Warum nimmt man dann nicht generell Hüftprothesen mit größerem Kopf? In der Tat zeichnet sich ab, dass die sogenannten Prothesen mit größeren Köpfen immer beliebter werden, insbesondere bei  den Patienten, die etwa aufgrund einer vorliegenden Hüftkopfnekrose keine  McMinn-Prothese mehr bekommen können. Bei diesen Prothesenmodellen wird auf einen konventionellen Schaft ein Kopf von 36 mm Durchmesser aufgesetzt; im Gegensatz zu 28 und 32mm Durchmesser.

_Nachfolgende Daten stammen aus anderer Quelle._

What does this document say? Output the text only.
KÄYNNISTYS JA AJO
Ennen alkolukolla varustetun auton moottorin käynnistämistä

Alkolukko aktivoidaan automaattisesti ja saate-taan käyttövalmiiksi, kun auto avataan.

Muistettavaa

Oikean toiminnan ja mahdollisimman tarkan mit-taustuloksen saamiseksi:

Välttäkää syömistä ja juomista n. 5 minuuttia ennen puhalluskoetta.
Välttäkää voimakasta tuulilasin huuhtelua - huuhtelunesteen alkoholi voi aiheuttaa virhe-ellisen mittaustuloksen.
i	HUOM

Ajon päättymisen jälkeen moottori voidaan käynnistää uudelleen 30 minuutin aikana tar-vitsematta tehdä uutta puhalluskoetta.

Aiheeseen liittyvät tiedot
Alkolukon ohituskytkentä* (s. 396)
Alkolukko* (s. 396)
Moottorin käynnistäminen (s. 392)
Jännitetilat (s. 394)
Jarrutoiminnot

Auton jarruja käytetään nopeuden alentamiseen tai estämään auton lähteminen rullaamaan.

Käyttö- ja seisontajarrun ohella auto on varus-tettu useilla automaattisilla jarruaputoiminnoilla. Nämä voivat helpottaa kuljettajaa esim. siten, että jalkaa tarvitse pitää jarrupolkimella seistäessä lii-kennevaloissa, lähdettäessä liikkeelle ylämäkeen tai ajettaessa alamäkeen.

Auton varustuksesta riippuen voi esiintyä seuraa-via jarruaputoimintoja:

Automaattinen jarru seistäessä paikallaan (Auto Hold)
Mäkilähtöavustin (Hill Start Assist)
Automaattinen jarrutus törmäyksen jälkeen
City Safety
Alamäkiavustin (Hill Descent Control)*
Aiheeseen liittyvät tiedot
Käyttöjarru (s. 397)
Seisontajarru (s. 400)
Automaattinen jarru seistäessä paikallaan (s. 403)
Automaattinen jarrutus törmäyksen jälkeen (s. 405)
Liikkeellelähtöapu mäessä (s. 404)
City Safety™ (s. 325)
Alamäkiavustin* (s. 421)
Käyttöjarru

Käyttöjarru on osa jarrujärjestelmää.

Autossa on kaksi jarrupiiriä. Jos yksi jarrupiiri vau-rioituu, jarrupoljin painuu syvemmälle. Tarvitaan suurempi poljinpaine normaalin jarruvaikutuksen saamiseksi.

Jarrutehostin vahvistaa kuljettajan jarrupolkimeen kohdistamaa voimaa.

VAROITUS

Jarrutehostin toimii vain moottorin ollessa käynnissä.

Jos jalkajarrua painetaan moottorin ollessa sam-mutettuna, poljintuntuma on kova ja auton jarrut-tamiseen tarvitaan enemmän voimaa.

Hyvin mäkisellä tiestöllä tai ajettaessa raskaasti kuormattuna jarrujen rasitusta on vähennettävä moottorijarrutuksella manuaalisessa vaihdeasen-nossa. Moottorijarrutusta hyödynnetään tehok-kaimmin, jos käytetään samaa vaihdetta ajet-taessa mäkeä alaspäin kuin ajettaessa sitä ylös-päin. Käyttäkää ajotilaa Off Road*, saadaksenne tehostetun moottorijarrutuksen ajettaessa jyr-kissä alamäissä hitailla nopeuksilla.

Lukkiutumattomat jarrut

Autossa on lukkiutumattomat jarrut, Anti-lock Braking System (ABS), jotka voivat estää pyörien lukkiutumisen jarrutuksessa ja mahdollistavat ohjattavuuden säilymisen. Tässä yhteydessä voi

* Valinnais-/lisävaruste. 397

Dadurch steigt nicht nur die Luxationssicherheit, sondern auch der Bewegungsumfang. Dabei gilt: je größer der Hüftkopf, umso größer auch  das Ausmaß der Bewegung. Eine gering erscheinende Vergrößerung des Kopfdurchmessers von 28 auf nur 36 mm steigert den Bewegungsumfang des neuen Hüftgelenks bereits von durchschnittlich 114° auf etwa 127°. Zusammenfassend lässt sich sagen, dass die McMinn-Prothese wie auch die Großkopfprothetik vielen Patienten ein Mehr an Beweglichkeit und Sicherheit bieten können. Sie haben sich zu einer Alternative zur konventionellen Prothetik bei jüngeren Patienten entwickelt.

Wie bei allen endoprothetischen Eingriffen ist auch hier ein ausführliches Aufklärungsgespräch und das Abwägen zu einem Einsatz dieser Prothese erforderlich. Damit das Operationsergebnis und eine lange Standzeit der Prothese gewährleistet werden kann, muss die Indikation sehr eng und kritisch gestellt.

In den vergangenen Jahren gab es eine Vielzahl von Modellen für dieses Verfahren.  Im Gegensatz zu den guten Ergebnissen der BHR-Prothese, die auch über zahlreiche wissenschaftliche Nachuntersuchungen und Studien verfügt, gab es einige Modelle die nicht überzeugten und vom Markt genommen wurden.

Konsensus-Empfehlungen zur Handhabung von Metall-Metall-Gleitpaarungen, herausgegeben des Arbeitskreises Endoprothetik http://www.ae-germany.com/index.php/publikationen/verschiedenes. Die Empfehlungen basieren auf Expertenmeinungen eines internationalen multidisziplinären Gremiums, welches durch die „European Federation of National Associations of Orthopaedics and Traumatology“ (EFORT), die „European Hip Society“ (EHS), die „Arbeitsgemeinschaft Endoprothetik“ (AE) und die „Deutsche Arthrosehilfe“ (DAH) unterstützt wurde.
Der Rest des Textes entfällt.